No, actually the Church teaches that it is a mortal sin to put oneself in the near occasion of committing a mortal sin – the Church does not teach that it can be. God bless you.


#15

Please cite where the Church teaches this.

I know of no such teaching. It is to a fair degree a matter of open debate among theologians, as far as I can tell.


#16

Such is not the case - there is no such teaching.

One *could *commit a mortal sin by putting oneself into a near occasion of mortal sin - yes such is possible. Like to give a clear example of such - I know that if I go to Y I will commit mortal sin T - I am certain that such will happen.

But putting oneself into a near occasion of mortal sin is not necessarily a mortal sin per se - (it can be sinful and stupid still though).

There could also be venial sin or even no sin (such as say a necessary occasion of a policeman etc).


#17

I repeat what I have already noted :slight_smile:

Being in a near occasion of mortal sin can be sinful - venial or mortal or it can be no sin at all.

But it is not only intent as I noted.

Do I need to intend to commit that mortal sin that the near occasion is a near occasion for? No.

But it is true there can be good reasons to be in a near occasion of mortal sin (say a policeman in his duty) though one needs to seek to make it more remote by as you note prayer etc.


#18

Such is not the case - such is not the Teaching of the Church

One *could *commit a mortal sin by putting oneself into a near occasion of mortal sin - yes such is possible. Like to give a clear example of such - I know that if I go to Y I will commit mortal sin T - I am certain that such will happen.
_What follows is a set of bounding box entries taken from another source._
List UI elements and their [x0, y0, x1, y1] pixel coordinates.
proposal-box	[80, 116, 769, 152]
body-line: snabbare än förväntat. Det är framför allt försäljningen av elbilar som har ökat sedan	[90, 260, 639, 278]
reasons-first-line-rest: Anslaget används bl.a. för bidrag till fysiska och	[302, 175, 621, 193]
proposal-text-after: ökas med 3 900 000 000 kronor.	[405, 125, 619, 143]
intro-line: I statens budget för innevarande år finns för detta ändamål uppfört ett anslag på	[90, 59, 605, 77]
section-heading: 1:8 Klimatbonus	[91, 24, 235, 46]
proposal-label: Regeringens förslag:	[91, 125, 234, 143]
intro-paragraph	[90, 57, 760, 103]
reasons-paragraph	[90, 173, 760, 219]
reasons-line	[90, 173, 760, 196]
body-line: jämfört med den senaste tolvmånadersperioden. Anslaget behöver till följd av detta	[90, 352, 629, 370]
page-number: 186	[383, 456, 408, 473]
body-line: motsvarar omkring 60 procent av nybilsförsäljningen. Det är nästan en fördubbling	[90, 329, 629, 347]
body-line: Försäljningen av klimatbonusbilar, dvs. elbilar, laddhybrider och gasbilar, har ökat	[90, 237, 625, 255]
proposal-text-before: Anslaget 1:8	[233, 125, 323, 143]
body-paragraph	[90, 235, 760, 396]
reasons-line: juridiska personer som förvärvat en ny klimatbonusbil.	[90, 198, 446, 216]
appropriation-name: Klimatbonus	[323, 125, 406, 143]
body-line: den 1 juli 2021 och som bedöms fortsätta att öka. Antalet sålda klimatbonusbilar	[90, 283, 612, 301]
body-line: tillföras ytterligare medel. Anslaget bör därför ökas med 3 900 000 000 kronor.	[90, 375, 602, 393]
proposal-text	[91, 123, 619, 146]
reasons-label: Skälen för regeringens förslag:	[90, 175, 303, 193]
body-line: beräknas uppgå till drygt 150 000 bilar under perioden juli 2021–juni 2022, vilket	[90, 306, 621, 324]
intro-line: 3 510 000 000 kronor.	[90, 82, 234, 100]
(with full knowledge and deliberate consent of course).

But putting oneself into a near occasion of mortal sin is not necessarily a mortal sin per se - (it can be sinful and stupid still though).

There could also be venial sin or even no sin (perhaps such as say a necessary occasion of a policeman etc).


#19

As I asked, if intent is not the issue (which I still will argue, perhaps you have a source that clarifies your position), what is it that makes one near occasion of sin a mortal sin to enter, while another no sin at all?

You have said that it can be grave sin and that it can be no sin, but have not provided any basis for determining the difference. Please clarify your position.

You have also said that deliberate consent must be present. How is this different from intent? As far as I know the terms are used interchangably in moral theology, but if they have different meanings that are important here please clarify, noting a source preferably. And just to add to this question, the term voluntary is typically used in discussions of near occasions of sin, so this is another term that needs consideration, and clarification if it is to be argued that voluntary means something different in this discussion than intended or consented.


#20

You are wrong, Bookcat, and do not know the Church’s teaching on near occasion of sin and culpability. Even if one does not commit a mortal sin when putting oneself in the near occasion of committing a mortal sin one still has committed a mortal sin (of putting oneself in danger of committing mortal sin). If one puts oneself in the near occasion of committing a venial sin, then one would not be guilty of anything mortal. God bless you.